Laboureur et fermier de la Bretonne, juge et tabellion de Sacy en 1735 (Source : voir fichier Geneanet de Guillaume de Tournemire).
Edme, devenu le chef de famille, se trouve dans une situation cornélienne. Bien que son biographe, Nicolas, n'en souffle mot, il n'a pas pu ne pas envisager le dilemme où il se trouve : se refuser à s'unir à celle que son père lui imposait, Marie Dondaine, ou bien alors remplir son contrat d'obéissance à son père : accepter le mariage avec l'une de ces «rebutantes créatures de Saci» et devenir dépendant d'un homme qu'il n'aimait pas.
Ne peut-on raisonnablement penser que d'autres considérations ont eu quelque poids ? La situation financière de Pierre Restif n'aurait-elle pas été compromise ? Et pour un garçon prévoyant - Edme l'était - cela dut compter.
Quoi qu'il en fût, il semble bien qu'Edme se soit résigné à son contrat d'obéissance.
Et c'est alors que se produit l'épisode burlesque qui manquait à la tragédie.

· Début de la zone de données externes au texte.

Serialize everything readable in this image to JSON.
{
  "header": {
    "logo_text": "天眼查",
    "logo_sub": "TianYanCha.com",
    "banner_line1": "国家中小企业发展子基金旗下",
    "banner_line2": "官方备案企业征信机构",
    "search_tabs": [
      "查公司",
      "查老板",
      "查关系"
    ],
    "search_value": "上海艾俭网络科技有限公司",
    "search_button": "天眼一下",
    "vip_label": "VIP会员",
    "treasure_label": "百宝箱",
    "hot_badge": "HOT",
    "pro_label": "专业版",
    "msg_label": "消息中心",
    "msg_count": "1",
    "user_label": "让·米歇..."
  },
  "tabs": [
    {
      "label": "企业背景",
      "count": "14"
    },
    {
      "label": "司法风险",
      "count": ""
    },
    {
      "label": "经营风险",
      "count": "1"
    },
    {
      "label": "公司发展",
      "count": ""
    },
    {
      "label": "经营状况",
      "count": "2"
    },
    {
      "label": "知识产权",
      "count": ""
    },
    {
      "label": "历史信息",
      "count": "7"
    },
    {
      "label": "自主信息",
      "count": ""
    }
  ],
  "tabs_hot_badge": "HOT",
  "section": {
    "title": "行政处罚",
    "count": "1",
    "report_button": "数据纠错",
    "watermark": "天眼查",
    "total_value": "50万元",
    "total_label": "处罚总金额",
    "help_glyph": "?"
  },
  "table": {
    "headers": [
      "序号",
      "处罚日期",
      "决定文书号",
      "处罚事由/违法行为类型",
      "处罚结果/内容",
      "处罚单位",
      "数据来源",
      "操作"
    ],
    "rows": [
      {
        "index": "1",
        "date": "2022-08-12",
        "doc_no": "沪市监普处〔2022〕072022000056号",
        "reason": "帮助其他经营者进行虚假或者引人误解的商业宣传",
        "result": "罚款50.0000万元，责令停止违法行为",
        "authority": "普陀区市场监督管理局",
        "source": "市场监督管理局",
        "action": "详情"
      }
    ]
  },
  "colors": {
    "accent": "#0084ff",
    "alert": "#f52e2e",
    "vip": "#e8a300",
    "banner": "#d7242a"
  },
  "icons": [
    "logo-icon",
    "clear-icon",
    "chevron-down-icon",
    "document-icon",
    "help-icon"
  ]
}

Thomas Dondaine qui a appris la mort de Pierre Restif se précipite à Nitry, rempli du sombre pressentiment que le jeune Edme va refuser sa fille et que le bel échafaudage marital, mais financier, combiné entre les deux pères s'effondre brusquement, le jour prévu du mariage.
Entrant dans la maison, le «grossier saxiate» Thomas, le front rembruni, s'attend à trouver un garçon délivré d'une terrible contrainte et qui, manifestement, se refuse à un marché qu'il a dû subir.
Pas du tout ! Edme court à lui, se jette dans ses bras, en larmes, lui déclare «Je n'ai plus que vous comme père. Je vous ai été donné par le mien; vous êtes son choix; je vous promets et vous jure le même respect et la même soumission que j'avais pour lui».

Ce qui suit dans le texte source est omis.